Airtel Payments Bank Limited
- Airtel Payments Bank Logo
- Type: Subsidiary
- Industry: Financial services
- Founded: 11 April 2016; 10 years ago
- Headquarters: Bharti Crescent, 1, Nelson Mandela Road, Vasant Kunj, Phase II, New Delhi, Delhi - 110070,
- Area served: India
- Key people: Anubrata Biswas (MD & CEO)
- Products: Banking; Retail Banking;
- Revenue: ₹3,207 crore (US$330 million) (FY26)
- Net income: ₹109 crore (US$11 million) (FY26)
- Parent: Bharti Airtel
- Website: airtelpayments.bank.in

= Airtel Payments Bank =

Indian Payments Bank

Airtel Payments Bank is an Indian payments bank with its headquarters in New Delhi. The company is a subsidiary of Bharti Airtel.
On 5 January 2022, it was granted the scheduled bank status by the Reserve Bank of India under the second schedule of Reserve Bank of India Act, 1934.

==History==
In 2015, eleven companies received In-principle approval from the Reserve Bank of India to set up Payments Bank under the guidelines for Licensing of Payments Bank.

On 11 April 2016, Airtel Payments Bank became the first company to receive the Payments Bank license from the Reserve Bank of India under Section 22 (1) of the Banking Regulation Act, 1949. Airtel Payments Bank started with an 80:20 partnership between Bharti Airtel and Kotak Mahindra Bank.

Bharti Airtel launched Airtel Payments Bank in September 2016 and went live with its pilot project in Rajasthan in November 2016. It was launched nationally in January 2017 to support the cashless revolution promised by the Government of India.

In August 2021, Kotak Mahindra Bank sold its stake to Bharti Enterprises. As of 31 December 2021, 99.9% equity capital of the Bank is owned by the Bharti Group of Companies. The bank turned profitable in the quarter ended 30 September 2021, with an annual revenue run rate of ₹1,000 crore.
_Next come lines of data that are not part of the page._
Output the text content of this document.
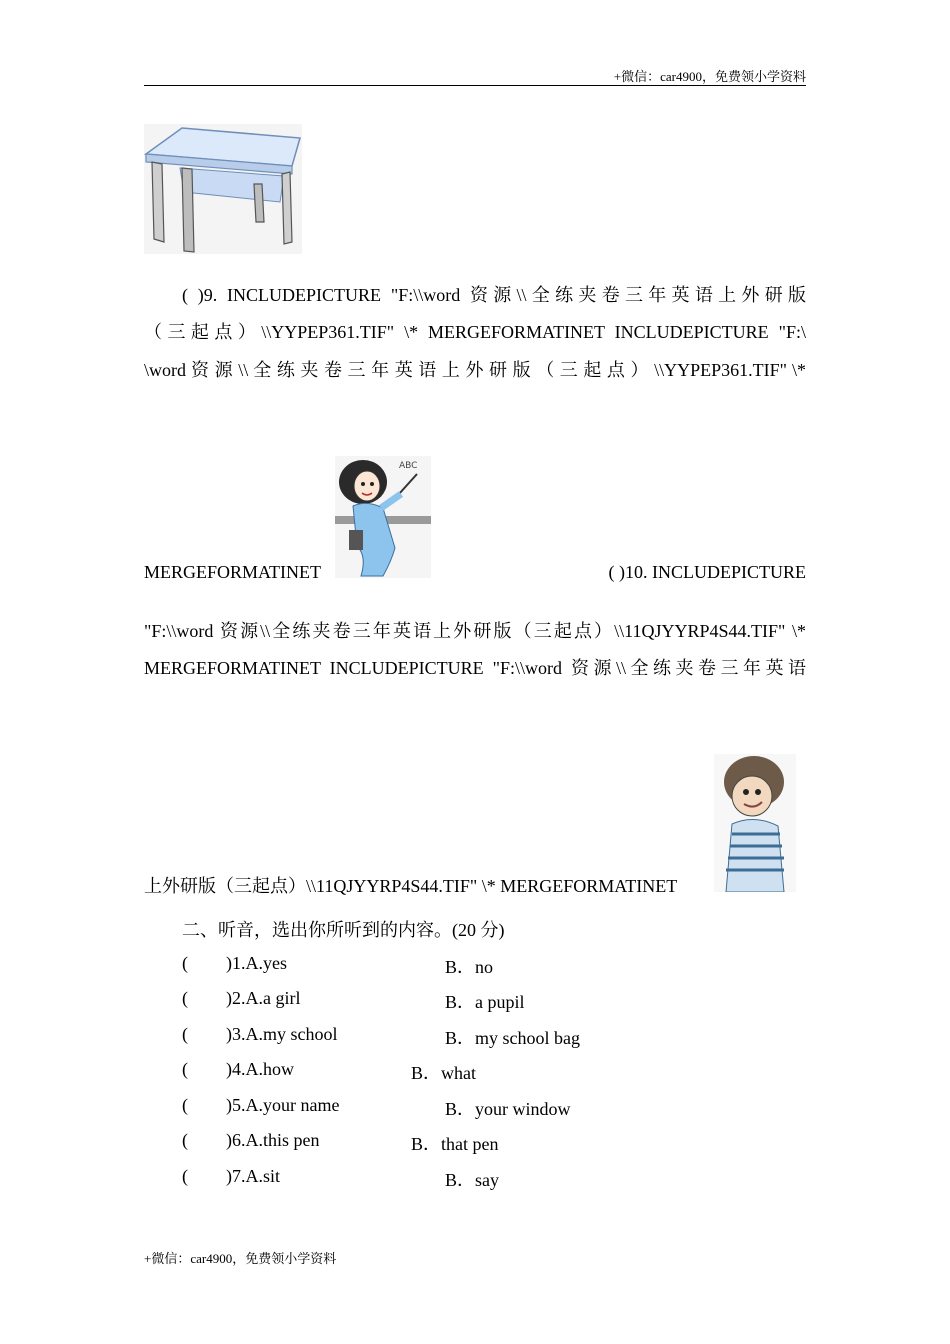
+微信：car4900，免费领小学资料
( )9. INCLUDEPICTURE "F:\\word 资源\\全练夹卷三年英语上外研版
（三起点）\\YYPEP361.TIF" \* MERGEFORMATINET INCLUDEPICTURE "F:\
\word 资 源 \\ 全 练 夹 卷 三 年 英 语 上 外 研 版 （ 三 起 点 ） \\YYPEP361.TIF" \*
ABC
MERGEFORMATINET	( )10. INCLUDEPICTURE
"F:\\word 资源\\全练夹卷三年英语上外研版（三起点）\\11QJYYRP4S44.TIF" \*
MERGEFORMATINET INCLUDEPICTURE "F:\\word 资源\\全练夹卷三年英语
上外研版（三起点）\\11QJYYRP4S44.TIF" \* MERGEFORMATINET
二、听音，选出你所听到的内容。(20 分)
( )1.A.yes	B．no
( )2.A.a girl	B．a pupil
( )3.A.my school	B．my school bag
( )4.A.how	B．what
( )5.A.your name	B．your window
( )6.A.this pen	B．that pen
( )7.A.sit	B．say
+微信：car4900，免费领小学资料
In 2024, it was named among Fortune's Fintech Innovators Asia.

== Services ==
Airtel Payments Bank has 155 million users and serves them through its digital platform and a retail-based distribution network. The Bank has built a network of over 500,000 neighborhood banking points.

=== Digital payments ===
In September 2017, Airtel Payments Bank launched UPI enabled digital payments to facilitate secure digital payments. Customers need to link their bank accounts on BHIM before they can make UPI payments. For UPI-based payments and transfers, customers are not required to furnish their bank details to enable transactions.

Airtel Payment Bank allows users to make payments using "Airtel Thanks App" or USSD.

=== FASTag ===
Airtel Payments Bank launched the issuance of FASTag in November 2019, offline and online.

===Airtel Safe Pay===
In 2021, The Bank launched ‘Airtel Safe Pay’ that provides an additional layer of payment validation compared to the industry norm of two-factor authentication.

=== Insurance and pension ===
In July 2019, Airtel Payments Bank partnered with Bharti AXA General Insurance. Airtel Payments Bank and Bharti Axa Life Insurance have started to provide the government's insurance plan Pradhan Mantri Jeevan Jyoti Bima Yojana in August 2018. In 2019, Airtel Payments Bank started offering Atal Pension Yojana (a Government of India initiative) through its platform.

==Financials==
The Bank's capital at its establishment was Rs 3,000 crore (US$441 million).

In 2018–19, Airtel Payments Bank reported a loss of ₹338 crore, while it registered a loss of ₹272 crore in the financial year 2017–18. In FY 20, its revenues rose 87% to ₹474 crore. It turned profitable in the quarter ended September 2021 and has achieved an annual revenue run rate of ₹1,000 crores.

In December 2021, money deposited with Airtel Payments Bank surged 75 per cent to ₹1,000 crore as compared to 2020. Total share capital infused till date is ₹2,348 crores as per financials.

== Legal challenges ==
The Unique Identification Authority of India (UIDAI) suspended Bharti Airtel and Airtel Payment Bank's licence for eKYC of Aadhar on 16 December 2017, following complaints from customers that their accounts were being opened without their consent. Some even received their LPG subsidies in their Airtel Payment Bank accounts. In March 2018, The Reserve Bank of India imposed a monetary penalty of ₹5 crore (₹50 million).

On 12 July 2018, Airtel Payments Bank received requisite approvals from the Reserved Bank of India and Unique Identification Authority of India (UIDAI) to resume on-boarding new customers using of Aadhaar-based e-KYC.